兰尼碱受体 1 (RyR1)中的功能获得性RyR1 -p.R163C 突变使骨骼肌中的 Ca ²⁺信号传导和线粒体功能失调，并在触发条件下导致人和小鼠发生恶性高热。我们研究了来自杂合RyR1 -p.R163C 敲入突变小鼠（HET T 细胞）的 T 淋巴细胞在静息细胞溶质 Ca ²⁺浓度（[Ca ²⁺ ] _i）、Ca ²⁺从储存中释放、储存中是否表现出可测量的异常-操作的Ca ²⁺进入 (SOCE) 和线粒体内膜电位 (ΔΨ _m) 与来自野生型小鼠的 T 淋巴细胞 (WT T 细胞) 进行比较。我们探讨了这些变量是否可用于区分具有正常和改变的 RyR1 基因型的 T 细胞。
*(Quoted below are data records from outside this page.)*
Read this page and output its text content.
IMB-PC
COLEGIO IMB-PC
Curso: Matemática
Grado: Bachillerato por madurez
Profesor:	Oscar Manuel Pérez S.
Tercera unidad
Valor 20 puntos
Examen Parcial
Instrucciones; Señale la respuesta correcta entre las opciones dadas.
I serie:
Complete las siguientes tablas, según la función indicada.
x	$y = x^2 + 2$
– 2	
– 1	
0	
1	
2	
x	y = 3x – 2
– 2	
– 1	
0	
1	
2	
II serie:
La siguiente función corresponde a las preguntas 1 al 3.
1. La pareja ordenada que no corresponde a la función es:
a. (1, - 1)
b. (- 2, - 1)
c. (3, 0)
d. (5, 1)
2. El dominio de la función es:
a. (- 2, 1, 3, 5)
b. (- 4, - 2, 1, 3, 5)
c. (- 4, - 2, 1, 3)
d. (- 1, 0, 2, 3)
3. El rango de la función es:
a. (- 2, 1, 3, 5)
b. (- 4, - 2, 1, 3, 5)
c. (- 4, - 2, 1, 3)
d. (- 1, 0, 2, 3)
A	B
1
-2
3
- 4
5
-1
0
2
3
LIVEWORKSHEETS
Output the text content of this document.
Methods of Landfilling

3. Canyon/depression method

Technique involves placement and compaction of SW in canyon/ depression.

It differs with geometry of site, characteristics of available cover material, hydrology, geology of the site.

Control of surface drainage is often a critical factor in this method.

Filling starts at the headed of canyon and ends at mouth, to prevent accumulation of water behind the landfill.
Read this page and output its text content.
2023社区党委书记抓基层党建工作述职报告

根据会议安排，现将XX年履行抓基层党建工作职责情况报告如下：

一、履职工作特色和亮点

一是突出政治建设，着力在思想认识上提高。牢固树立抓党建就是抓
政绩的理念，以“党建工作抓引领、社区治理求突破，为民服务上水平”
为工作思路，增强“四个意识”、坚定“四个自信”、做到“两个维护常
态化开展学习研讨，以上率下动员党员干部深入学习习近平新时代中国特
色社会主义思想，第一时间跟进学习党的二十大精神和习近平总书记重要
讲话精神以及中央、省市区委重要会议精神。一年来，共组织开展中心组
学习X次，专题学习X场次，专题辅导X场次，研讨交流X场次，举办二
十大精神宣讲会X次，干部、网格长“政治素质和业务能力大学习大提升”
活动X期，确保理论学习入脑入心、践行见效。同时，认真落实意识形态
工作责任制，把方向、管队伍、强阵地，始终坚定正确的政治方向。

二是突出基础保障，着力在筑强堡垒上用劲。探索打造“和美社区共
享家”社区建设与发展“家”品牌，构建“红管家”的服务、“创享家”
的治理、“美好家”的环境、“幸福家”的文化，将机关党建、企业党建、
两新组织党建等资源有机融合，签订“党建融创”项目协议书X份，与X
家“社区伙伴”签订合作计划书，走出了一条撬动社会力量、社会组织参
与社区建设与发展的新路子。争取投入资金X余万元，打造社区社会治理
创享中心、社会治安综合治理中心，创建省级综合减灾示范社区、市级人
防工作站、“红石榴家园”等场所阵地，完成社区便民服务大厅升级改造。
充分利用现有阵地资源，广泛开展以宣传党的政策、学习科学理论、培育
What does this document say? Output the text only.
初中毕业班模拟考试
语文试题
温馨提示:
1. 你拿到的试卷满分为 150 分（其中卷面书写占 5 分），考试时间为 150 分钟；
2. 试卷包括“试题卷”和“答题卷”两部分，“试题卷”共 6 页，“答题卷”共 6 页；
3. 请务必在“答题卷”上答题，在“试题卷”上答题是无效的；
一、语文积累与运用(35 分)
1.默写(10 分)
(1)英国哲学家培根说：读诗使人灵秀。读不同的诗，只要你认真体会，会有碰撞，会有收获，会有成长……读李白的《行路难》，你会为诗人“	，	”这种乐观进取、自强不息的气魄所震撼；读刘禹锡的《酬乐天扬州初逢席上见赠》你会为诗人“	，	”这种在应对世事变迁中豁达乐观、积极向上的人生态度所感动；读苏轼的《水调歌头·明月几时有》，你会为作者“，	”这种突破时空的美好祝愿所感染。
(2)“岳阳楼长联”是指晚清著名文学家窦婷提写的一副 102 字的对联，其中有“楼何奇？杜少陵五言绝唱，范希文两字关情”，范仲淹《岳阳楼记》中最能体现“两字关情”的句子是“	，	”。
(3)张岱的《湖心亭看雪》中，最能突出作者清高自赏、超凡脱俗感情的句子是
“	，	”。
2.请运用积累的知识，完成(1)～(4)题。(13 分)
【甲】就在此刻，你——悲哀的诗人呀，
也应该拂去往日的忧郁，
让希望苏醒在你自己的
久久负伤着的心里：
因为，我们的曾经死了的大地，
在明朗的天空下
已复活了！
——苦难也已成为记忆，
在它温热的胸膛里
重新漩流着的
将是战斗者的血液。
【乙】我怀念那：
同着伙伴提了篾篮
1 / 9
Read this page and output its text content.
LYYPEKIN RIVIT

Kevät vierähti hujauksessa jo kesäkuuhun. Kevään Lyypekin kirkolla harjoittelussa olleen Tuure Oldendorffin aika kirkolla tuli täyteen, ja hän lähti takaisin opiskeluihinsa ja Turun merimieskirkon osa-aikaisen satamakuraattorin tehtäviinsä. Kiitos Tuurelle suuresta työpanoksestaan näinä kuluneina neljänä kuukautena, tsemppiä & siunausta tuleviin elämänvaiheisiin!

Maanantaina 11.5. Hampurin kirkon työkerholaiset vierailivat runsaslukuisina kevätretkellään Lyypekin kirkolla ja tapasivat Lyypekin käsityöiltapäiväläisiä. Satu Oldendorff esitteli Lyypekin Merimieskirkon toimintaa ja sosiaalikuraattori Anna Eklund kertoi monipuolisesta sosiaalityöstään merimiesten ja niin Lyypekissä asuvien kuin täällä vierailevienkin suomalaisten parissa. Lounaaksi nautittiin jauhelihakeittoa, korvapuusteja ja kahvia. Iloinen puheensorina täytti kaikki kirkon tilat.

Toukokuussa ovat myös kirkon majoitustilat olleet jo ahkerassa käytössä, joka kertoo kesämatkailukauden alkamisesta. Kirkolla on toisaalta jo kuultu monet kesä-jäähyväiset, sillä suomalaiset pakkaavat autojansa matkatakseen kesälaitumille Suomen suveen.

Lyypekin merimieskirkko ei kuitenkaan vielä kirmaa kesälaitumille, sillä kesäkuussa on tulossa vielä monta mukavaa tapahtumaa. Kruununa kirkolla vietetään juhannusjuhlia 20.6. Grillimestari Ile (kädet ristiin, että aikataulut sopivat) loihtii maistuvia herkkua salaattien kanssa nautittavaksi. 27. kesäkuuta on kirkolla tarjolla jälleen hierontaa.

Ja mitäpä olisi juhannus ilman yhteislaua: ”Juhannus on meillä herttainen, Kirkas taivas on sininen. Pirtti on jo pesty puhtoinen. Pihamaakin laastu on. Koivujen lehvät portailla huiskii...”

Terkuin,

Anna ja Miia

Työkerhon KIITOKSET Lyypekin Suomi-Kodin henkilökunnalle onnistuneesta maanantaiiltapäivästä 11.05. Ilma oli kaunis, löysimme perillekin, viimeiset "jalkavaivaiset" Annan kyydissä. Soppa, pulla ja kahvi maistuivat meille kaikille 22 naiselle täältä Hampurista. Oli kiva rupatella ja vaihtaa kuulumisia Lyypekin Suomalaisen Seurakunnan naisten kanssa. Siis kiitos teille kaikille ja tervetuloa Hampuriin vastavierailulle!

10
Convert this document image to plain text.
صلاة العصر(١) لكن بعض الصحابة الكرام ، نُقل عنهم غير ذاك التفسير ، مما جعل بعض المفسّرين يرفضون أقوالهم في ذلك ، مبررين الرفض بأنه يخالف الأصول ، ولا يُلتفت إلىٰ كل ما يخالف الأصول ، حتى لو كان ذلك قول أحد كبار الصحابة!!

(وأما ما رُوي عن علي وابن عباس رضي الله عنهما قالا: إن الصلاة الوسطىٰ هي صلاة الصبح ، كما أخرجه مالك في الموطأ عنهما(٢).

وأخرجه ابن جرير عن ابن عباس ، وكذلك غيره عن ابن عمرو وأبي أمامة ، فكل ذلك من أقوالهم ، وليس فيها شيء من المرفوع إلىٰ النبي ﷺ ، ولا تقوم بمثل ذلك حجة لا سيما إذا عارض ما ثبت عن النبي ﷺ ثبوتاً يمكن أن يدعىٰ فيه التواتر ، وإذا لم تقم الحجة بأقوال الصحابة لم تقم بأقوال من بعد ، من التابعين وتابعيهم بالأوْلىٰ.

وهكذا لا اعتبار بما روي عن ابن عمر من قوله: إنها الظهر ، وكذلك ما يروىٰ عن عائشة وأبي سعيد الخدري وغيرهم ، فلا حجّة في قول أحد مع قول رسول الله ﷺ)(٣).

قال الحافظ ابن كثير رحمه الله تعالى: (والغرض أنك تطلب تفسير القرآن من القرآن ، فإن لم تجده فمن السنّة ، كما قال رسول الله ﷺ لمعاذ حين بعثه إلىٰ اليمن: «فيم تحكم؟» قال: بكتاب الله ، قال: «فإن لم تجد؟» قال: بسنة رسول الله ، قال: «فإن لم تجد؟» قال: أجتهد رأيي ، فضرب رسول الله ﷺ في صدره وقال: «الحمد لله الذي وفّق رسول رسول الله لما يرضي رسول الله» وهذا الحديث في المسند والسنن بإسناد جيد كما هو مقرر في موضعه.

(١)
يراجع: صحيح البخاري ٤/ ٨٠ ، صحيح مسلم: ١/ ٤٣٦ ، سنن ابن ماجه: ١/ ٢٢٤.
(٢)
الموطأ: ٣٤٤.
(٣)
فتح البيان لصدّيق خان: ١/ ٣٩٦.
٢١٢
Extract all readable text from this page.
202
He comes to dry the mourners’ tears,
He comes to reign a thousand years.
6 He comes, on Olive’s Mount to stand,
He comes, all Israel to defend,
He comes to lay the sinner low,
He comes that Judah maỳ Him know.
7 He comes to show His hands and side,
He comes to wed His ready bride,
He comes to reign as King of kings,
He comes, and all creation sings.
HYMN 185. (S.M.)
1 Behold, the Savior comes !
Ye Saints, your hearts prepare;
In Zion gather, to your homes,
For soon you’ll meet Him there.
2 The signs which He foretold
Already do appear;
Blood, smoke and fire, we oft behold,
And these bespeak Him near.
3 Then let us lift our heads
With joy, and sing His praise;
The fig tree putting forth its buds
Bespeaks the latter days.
从脾脏和淋巴结中分离出 HET 和 WT T 细胞，并使用植物血凝素 P在体外激活。分别使用 Fura 2 和四甲基罗丹明甲酯荧光染料检查[Ca ²⁺ ] _i和 ΔΨ _{m动力学。}与 WT T 细胞相比，活化的 HET T 细胞表现出升高的静息 [Ca ²⁺ ] _i，减少了对毒胡萝卜素对 Ca ²⁺动员的反应，并且降低了响应 SOCE 的 [Ca ²⁺ ] _{i升高率。}^{用兰尼定或丹曲林钠预处理 HET T 细胞可减少静息 [Ca 2+} ] _i的差异以及毒胡萝卜素在 HET 和 WT T 细胞之间动员 Ca ^{2+的能力。}虽然 SOCE 引起WT T 细胞中ΔΨ _{​​m的消散，但它在 HET T 细胞中产生 ΔΨ m}超极化。当用作分类变量时，毒胡萝卜素诱导的 Ca ²⁺瞬变的幅度在预测RyR1 -p.R163C 突变的存在方面表现出最好的前景。通过机器学习分析确定的其他重要变量是静息细胞溶质 Ca ²⁺水平与毒胡萝卜素诱导的 Ca ²⁺瞬态幅度的比率以及响应 SOCE的 ΔΨ _{m变化的积分。}

我们的研究表明，RyR1 的功能获得性突变显着影响 T 淋巴细胞中的 Ca ²⁺信号传导和线粒体虚构，这表明这种突变可能导致其载体的免疫反应发生改变。我们的数据将导致遗传性骨骼肌疾病的RyR1 -p.R163C 突变与免疫 T 细胞中 Ca ²⁺信号传导和线粒体功能的失调联系起来，并为基于 T 细胞的遗传性体外诊断测定建立了原理证明RyR1 功能亢进。